Thursday, May 29, 2008

Romeo, Romeo, Wherefore Art Thou?

Stupidity Left Untreated is Self Correcting

Was the fighter (pilot) also a lover?: Ah, Nevada politics. Some say that an honest politician is one who will stay bought. Maybe our politicians aren’t any wackier than those of other states, it just seems so. A candidate for Sheriff seems to have run a Ponzi scheme with his helicopter school, another was reportedly murdered by her husband, and a rising star in Nevada politics – a Notre Dame graduate and beauty queen - was charged with four felony counts. Our current governor is doing his best to become one of the wackiest politicians in recent memory.

Everybody loves a salacious saga: During his brief tenure to date the state’s deficit has ballooned to nearly $ 1 billion (with a B). The public yawned. Illegal immigrant maid kept in his basement. Ho hum. Appointed a banking lobbyist to run the Nevada Business and Industry Department - hardly a notice. Secret midnight swearing in ceremony - a one day story.
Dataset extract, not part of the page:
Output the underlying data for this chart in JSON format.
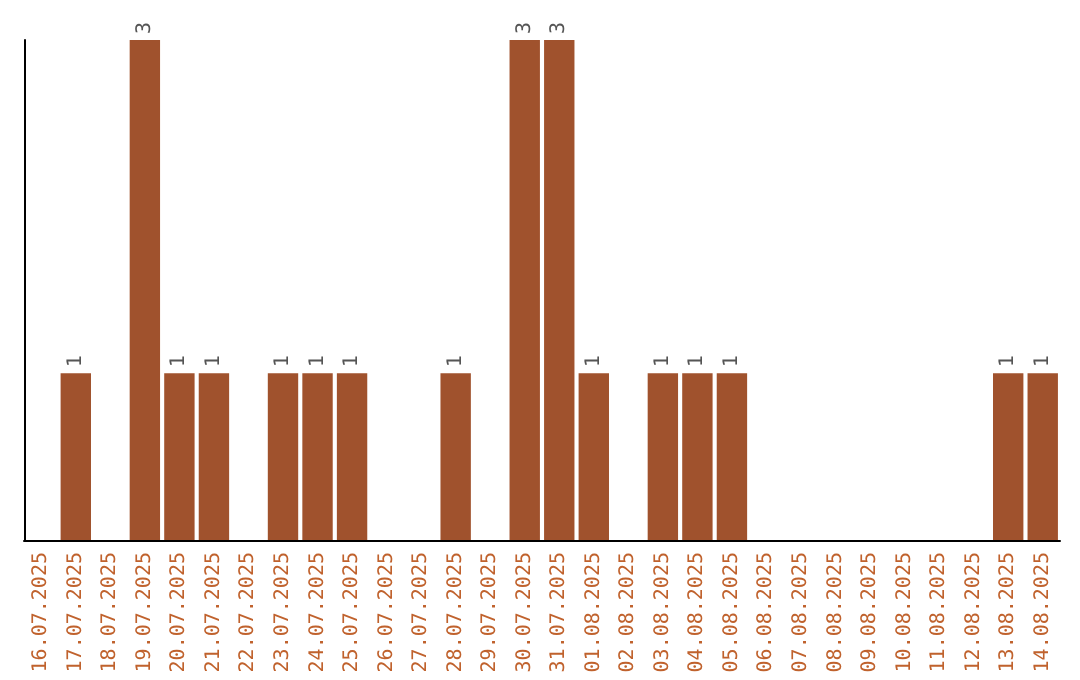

And so it goes with a litany of bumbles, tumbles and ethical lapses. But bring in a potential sex scandal or two and the public loves it.

Jimbo and the bimbo: After then gubernatorial candidate and Mormon Gibbons finished getting soused with his campaign manager and a couple toadies at a bar/restaurant he staggered into the parking lot. There he saw the girl of his dreams. Long dark hair, big boobs and a pretty smile - the cocktail waitress who had come to his table earlier was alone. He walked her into the darkened parking garage then began to, uh, well, let us say, do more than just help find her Hummer. It was a great scandal for a week or two but tapes of the incident mysteriously disappeared and no charges were filed.

Heartache #2 was when you walked out on me: He won the election if not the gold medal for the wrestling event and moved into the governor’s mansion with wife Dawn. After half a year in the Big House, Governor Goofy packed his toiletries and overnight bag and left the Mansion in Dawn’s capable hands. Rumors began to swirl that “Jimmy has a girlfriend.” He denied it. Reports said this was an old high school chum. Of course the fact that she’s 20 years his junior meant either he holds the world’s record for flunking third grade, or it was a false report. Besides, the alleged “other woman” is the respected wife of a surgeon and former nanny (no, not the same as the illegal locked in the basement) and longtime friend. Guv Gibbo hurriedly had the divorce documents sealed from public view and prying eyes.

Wifey number two speaks: Long haired Dawn Gibbons was left behind like Rapunzel to wallow in the fine Mansion. Her lawyer responds to the affair: “The (other) woman has for years stalked the man who could give her the public persona and prestige that apparently she craves and for which she is willing to, concurrently, abandon her husband.” Stay tuned folks. This one has all the ingredients to become a staple on Fox news.

A little blogging music Maestro... Separate Ways (Worlds Apart) by Journey.